In this issue, Healio Rheumatology covers the expanding implications of the microbiome in autoimmune disease as the notion of the microbiome is now widespread and is heard across multiple disciplines. Nobel Laureate Joshua Lederberg has coined the microbiome “the ecological community of commensal, symbiotic and pathogenic microorganisms that literally share our body space.”

Leonard Calabrese

One cannot read a newspaper or magazine without being inundated with the implications of the microbiome on health and disease. While the concept that our body’s cells are vastly outnumbered by our prokaryotic brethren is now accepted, the complexities of this vast system are continuously being revealed. It now seems certain that popping a probiotic or eating yogurt will not alter the incidence or natural history of autoimmune disease. In fact, I believe the Human Microbiome Project, which was launched in 2008 with laudatory goals including stimulating research in the field, is highly reminiscent of its parent, the Human Genome Project, which in 2003 completed the sequencing of the human genome. This feat promised to provide the blueprint for health and disease. While remarkable, it scientifically has left us with a seemingly endless series of complex unanswered questions.

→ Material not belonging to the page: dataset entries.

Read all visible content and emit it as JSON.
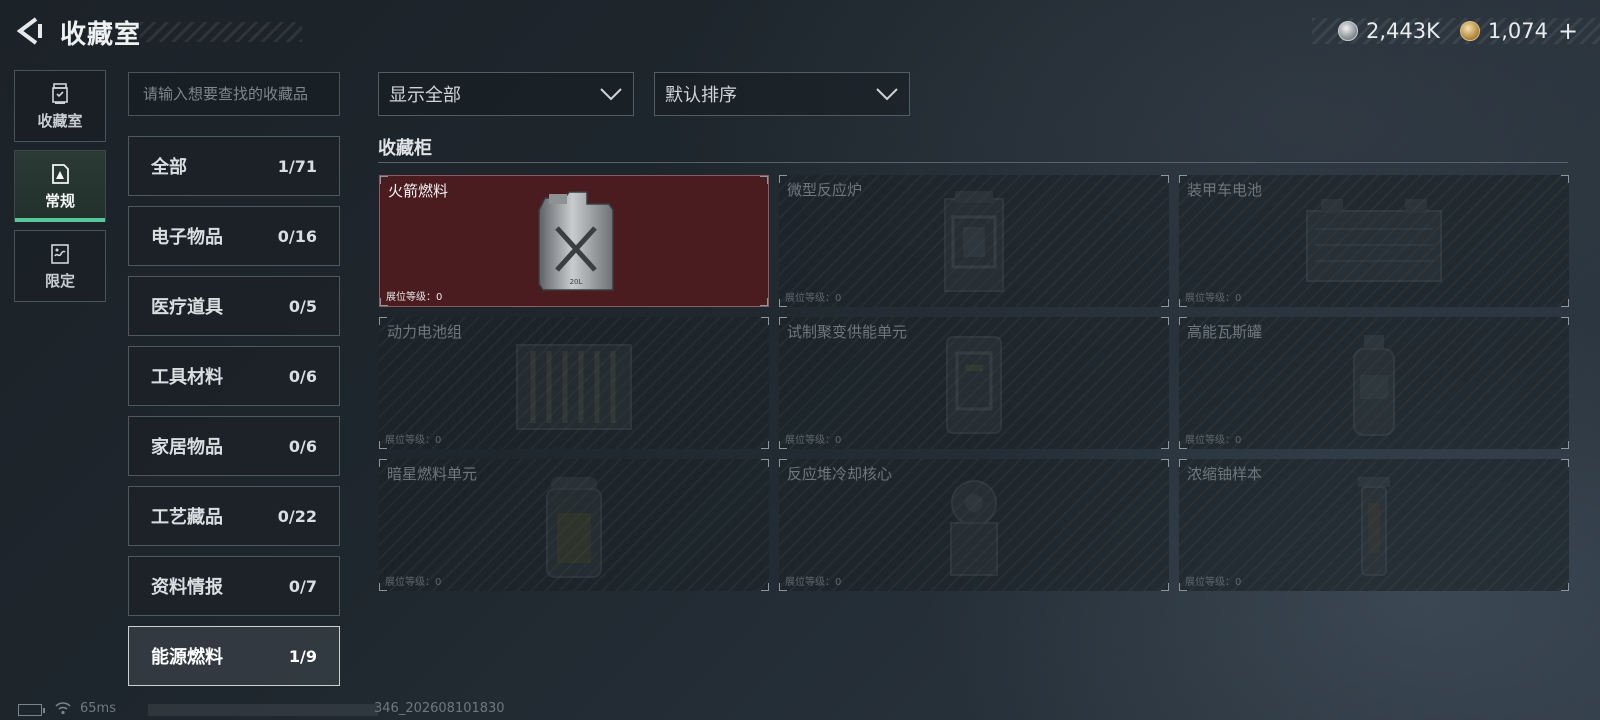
{
  "header": {
    "title": "收藏室",
    "back_icon": "back-arrow-icon",
    "currency": [
      {
        "icon": "silver-coin-icon",
        "value": "2,443K"
      },
      {
        "icon": "gold-coin-icon",
        "value": "1,074"
      }
    ],
    "add_label": "+"
  },
  "left_tabs": [
    {
      "label": "收藏室",
      "icon": "collection-room-icon"
    },
    {
      "label": "常规",
      "icon": "regular-card-icon",
      "active": true
    },
    {
      "label": "限定",
      "icon": "limited-card-icon"
    }
  ],
  "search": {
    "placeholder": "请输入想要查找的收藏品",
    "value": ""
  },
  "subcategories": [
    {
      "name": "全部",
      "count": "1/71"
    },
    {
      "name": "电子物品",
      "count": "0/16"
    },
    {
      "name": "医疗道具",
      "count": "0/5"
    },
    {
      "name": "工具材料",
      "count": "0/6"
    },
    {
      "name": "家居物品",
      "count": "0/6"
    },
    {
      "name": "工艺藏品",
      "count": "0/22"
    },
    {
      "name": "资料情报",
      "count": "0/7"
    },
    {
      "name": "能源燃料",
      "count": "1/9",
      "selected": true
    }
  ],
  "filters": {
    "display": "显示全部",
    "sort": "默认排序"
  },
  "cabinet": {
    "title": "收藏柜",
    "slots": [
      {
        "name": "火箭燃料",
        "level_label": "展位等级：0",
        "owned": true,
        "icon": "jerrycan-icon"
      },
      {
        "name": "微型反应炉",
        "level_label": "展位等级：0",
        "owned": false,
        "icon": "reactor-icon"
      },
      {
        "name": "装甲车电池",
        "level_label": "展位等级：0",
        "owned": false,
        "icon": "battery-icon"
      },
      {
        "name": "动力电池组",
        "level_label": "展位等级：0",
        "owned": false,
        "icon": "battery-pack-icon"
      },
      {
        "name": "试制聚变供能单元",
        "level_label": "展位等级：0",
        "owned": false,
        "icon": "fusion-unit-icon"
      },
      {
        "name": "高能瓦斯罐",
        "level_label": "展位等级：0",
        "owned": false,
        "icon": "gas-tank-icon"
      },
      {
        "name": "暗星燃料单元",
        "level_label": "展位等级：0",
        "owned": false,
        "icon": "fuel-cell-icon"
      },
      {
        "name": "反应堆冷却核心",
        "level_label": "展位等级：0",
        "owned": false,
        "icon": "cooling-core-icon"
      },
      {
        "name": "浓缩铀样本",
        "level_label": "展位等级：0",
        "owned": false,
        "icon": "uranium-sample-icon"
      }
    ]
  },
  "footer": {
    "ping": "65ms",
    "build": "346_202608101830"
  },
  "colors": {
    "accent_green": "#58c79b",
    "owned_slot_bg": "#4a1b1f"
  }
}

Disease Onset Pathogenesis

For rheumatologists, it appears clear the microbiome is in some way integral to affecting both disease onset and pathogenesis. Early work in animal models, especially using genetically manipulated gnonobiotic mice subsequently undergoing microbiomic manipulation, has clearly demonstrated the importance of the microbiome in shaping the immune response and influencing the development and course of numerous autoimmune diseases. In humans, advances in the lab, especially targeted and even metagenomic sequencing, coupled with dramatic advances in informatics, has allowed new and innovative research – some of which is highlighted in this issue.

I would like to point out two intriguing observations to support the importance and potential of microbiomics in autoimmunity as well the dramatic complexities we must hurdle to have a clearer understanding of the field. First, what are the evidence in humans that the microbiome may be a driver of autoimmunity? Consider that Finland has one of the highest incidences of type 1 diabetes in the world and studies have previously demonstrated that the microbiome of children developing the disease appear to change in a predictable way in the year preceding the disease. This observation raised the question of possible causality, yet the evidence was incomplete.

Important Study

In an important recently published study, Vatanen and colleagues compared the microbiome of children genetically at risk for type 1 diabetes in Finland and Estonia to the microbiome of children from neighboring Russia, a country and region with a dramatically lower incidence of type 1 diabetes. In this elegant prospective study, they demonstrated that the type 1 diabetes predisposed children of Finland had microbiomes skewed to Bacteroides species while the Russian children were skewed to Escherichia coli. They then demonstrated the lipopolysaccharides from these respective bacteria were differentially capable of inducing inflammation as demonstrated by the capacity of respective lipopolysaccharides moieties to stimulate nuclear factor-kappaB dependent cytokines. They subsequently demonstrated in the animal model of non-obese mice, which are predisposed to type 1 diabetes, E. coli but not Bacteroides species were capable of decreasing the incidence of type 1 diabetes, suggesting an immunologically silencing microbiota may thus preclude aspects of immune education and subsequent disease. This, of course, is all consistent with the hygiene hypothesis, which has had its ups and downs for more than 25 years. I find this comforting.